Just about every “expert” financial adviser will want you to own bonds as a portion of your investment portfolio. They do this to give you a false sense of security in turbulent or volatile markets. It is a false sense of security because bonds are not as safe as you might be led to believe. I believe having more than 5% of your total investments in bonds, bond mutual funds or bond ETF’s is not wise if you are less than 65 years old. I am 67 years old and have about 2.6% in bonds, 11% in international stocks, 70% in US stocks and 14% in “alternatives” like real estate. My largest real estate investment is Realty Income Corp (O). How do I know this?

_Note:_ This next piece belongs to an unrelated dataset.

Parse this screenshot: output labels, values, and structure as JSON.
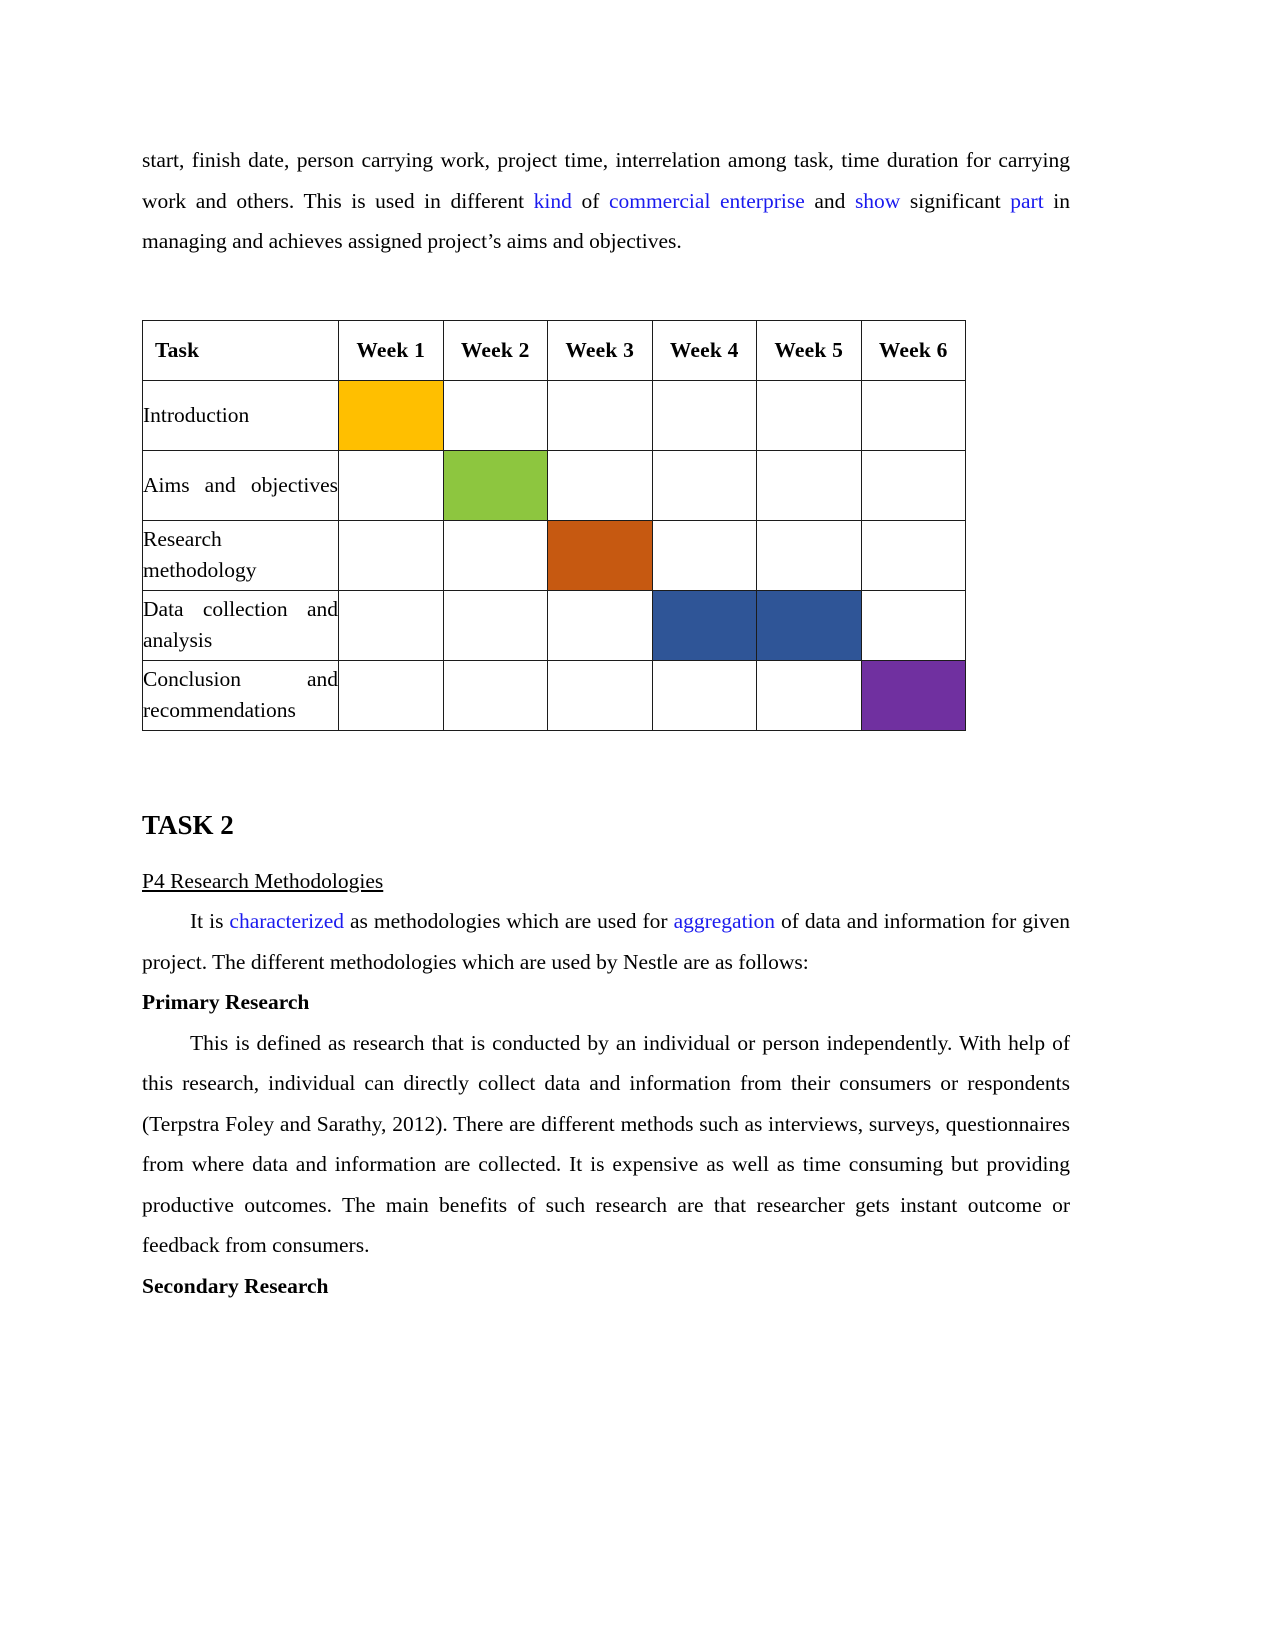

I use Personal Capital, which has a free web site for high-level analysis of your investments. Every week I get an email that tells me how I am doing as compared with the S&P 500 index, foreign investments and US Bonds. Note that bond investors are not gaining ground this year, they are losing ground. I can also sign on to the Personal Capital web site and review my portfolio by asset classes.

Foreign investments can also be quite tricky. I prefer to focus on companies in the United States, but I do have some international investments in Canada, Asia and Europe. The truth is, many of the large cap companies in the USA are also international investments. Just about every country has Apple, McDonald’s and Ford products. While I have a heavy concentration of Canada stocks, I don’t think every investor needs to do that. Buy simple investments like these ETFs: ITOT, VOO and VTI, if you want exposure to the market without having to pick individual investments.